One of the people working with Crown to bring high-stakes gamblers to the casinos was Simon Pan, a person well-known in South Melbourne for owning a brothel called 39 Tope. The oft-raided establishment has long been the target of investigations for sex trafficking. Many workers have been prosecuted for prostitution over the years.
The recent investigation into Crown revealed that Pan was a “junket representative” for Crown. This was through the Kim Teng Jong junket out of Macau. Documents showed that Pan “arranges people to gamble at a casino” for a commission. Crown also reportedly gave Pan access to its properties and banking systems.
While workers at 39 Tope have been previously connected to and prosecuted for connections to organized crime operations, Pan has yet to be charged. However, he is widely believed to be involved in trafficking sex workers and intimidating them not to testify. This is along with potential laundering money through the gamblers he has delivered to Crown.

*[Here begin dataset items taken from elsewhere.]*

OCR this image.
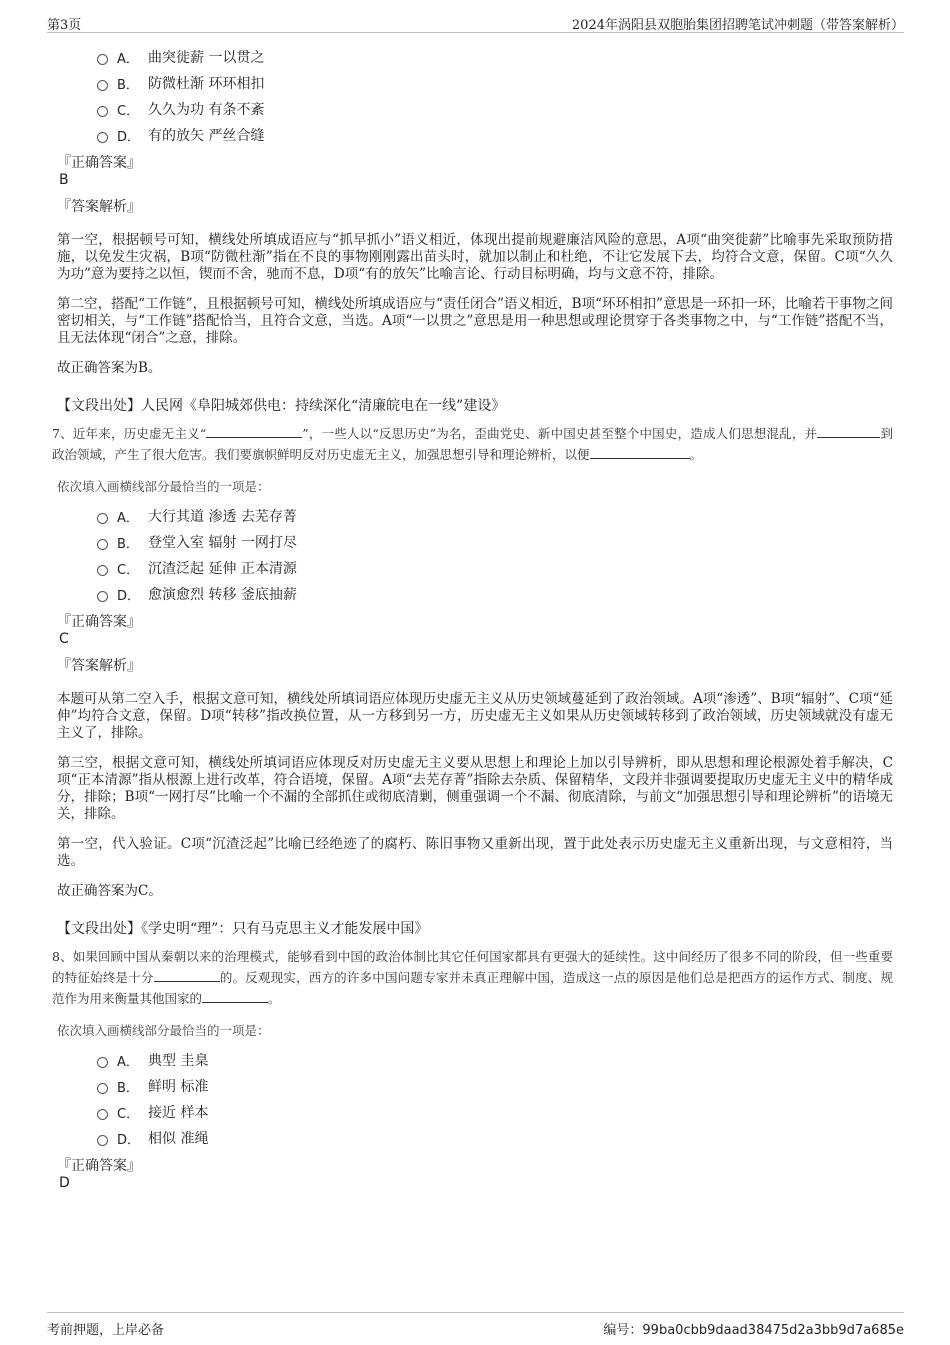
第3页	2024年涡阳县双胞胎集团招聘笔试冲刺题（带答案解析）
A． 曲突徙薪 一以贯之
B． 防微杜渐 环环相扣
C． 久久为功 有条不紊
D． 有的放矢 严丝合缝
『正确答案』
B
『答案解析』
第一空，根据顿号可知，横线处所填成语应与“抓早抓小”语义相近，体现出提前规避廉洁风险的意思，A项“曲突徙薪”比喻事先采取预防措施，以免发生灾祸，B项“防微杜渐”指在不良的事物刚刚露出苗头时，就加以制止和杜绝，不让它发展下去，均符合文意，保留。C项“久久为功”意为要持之以恒，锲而不舍，驰而不息，D项“有的放矢”比喻言论、行动目标明确，均与文意不符，排除。
第二空，搭配“工作链”，且根据顿号可知，横线处所填成语应与“责任闭合”语义相近，B项“环环相扣”意思是一环扣一环，比喻若干事物之间密切相关，与“工作链”搭配恰当，且符合文意，当选。A项“一以贯之”意思是用一种思想或理论贯穿于各类事物之中，与“工作链”搭配不当，且无法体现“闭合”之意，排除。
故正确答案为B。
【文段出处】人民网《阜阳城郊供电：持续深化“清廉皖电在一线”建设》
7、近年来，历史虚无主义“	”，一些人以“反思历史”为名，歪曲党史、新中国史甚至整个中国史，造成人们思想混乱，并	到政治领域，产生了很大危害。我们要旗帜鲜明反对历史虚无主义，加强思想引导和理论辨析，以便	。
依次填入画横线部分最恰当的一项是：
A． 大行其道 渗透 去芜存菁
B． 登堂入室 辐射 一网打尽
C． 沉渣泛起 延伸 正本清源
D． 愈演愈烈 转移 釜底抽薪
『正确答案』
C
『答案解析』
本题可从第二空入手，根据文意可知，横线处所填词语应体现历史虚无主义从历史领域蔓延到了政治领域。A项“渗透”、B项“辐射”、C项“延伸”均符合文意，保留。D项“转移”指改换位置，从一方移到另一方，历史虚无主义如果从历史领域转移到了政治领域，历史领域就没有虚无主义了，排除。
第三空，根据文意可知，横线处所填词语应体现反对历史虚无主义要从思想上和理论上加以引导辨析，即从思想和理论根源处着手解决，C项“正本清源”指从根源上进行改革，符合语境，保留。A项“去芜存菁”指除去杂质、保留精华，文段并非强调要提取历史虚无主义中的精华成分，排除；B项“一网打尽”比喻一个不漏的全部抓住或彻底清剿，侧重强调一个不漏、彻底清除，与前文“加强思想引导和理论辨析”的语境无关，排除。
第一空，代入验证。C项“沉渣泛起”比喻已经绝迹了的腐朽、陈旧事物又重新出现，置于此处表示历史虚无主义重新出现，与文意相符，当选。
故正确答案为C。
【文段出处】《学史明“理”：只有马克思主义才能发展中国》
8、如果回顾中国从秦朝以来的治理模式，能够看到中国的政治体制比其它任何国家都具有更强大的延续性。这中间经历了很多不同的阶段，但一些重要的特征始终是十分	的。反观现实，西方的许多中国问题专家并未真正理解中国，造成这一点的原因是他们总是把西方的运作方式、制度、规范作为用来衡量其他国家的	。
依次填入画横线部分最恰当的一项是：
A． 典型 圭臬
B． 鲜明 标准
C． 接近 样本
D． 相似 准绳
『正确答案』
D
考前押题，上岸必备	编号：99ba0cbb9daad38475d2a3bb9d7a685e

Crown Issues Vague Statements
Repeatedly through the years, Crown has issued statements saying it does not comment on business operations with “particular individuals or businesses” when questioned about junkets.
However, Crown did recently say that it maintains a strict “anti-money laundering and counter-terrorism financing program”. This is overseen by Australian regulators.
Stakeholder James Packer also assumed complete innocence of the recent charges pertaining to junkets. He “adamantly” insisted that he had no idea of the goings-on in China. This is similar to the generic statement issued at the time of the Crown employees’ arrests several years ago. Packer said he was “deeply concerned” about the workers.
Packer recently offloaded half of his stake in Crown to Lawrence Ho in a $1.76 billion deal with Melco Resorts & Entertainment, a deal overshadowed by suspicions that Ho’s father, Stanley Ho, has long been involved with organized crime.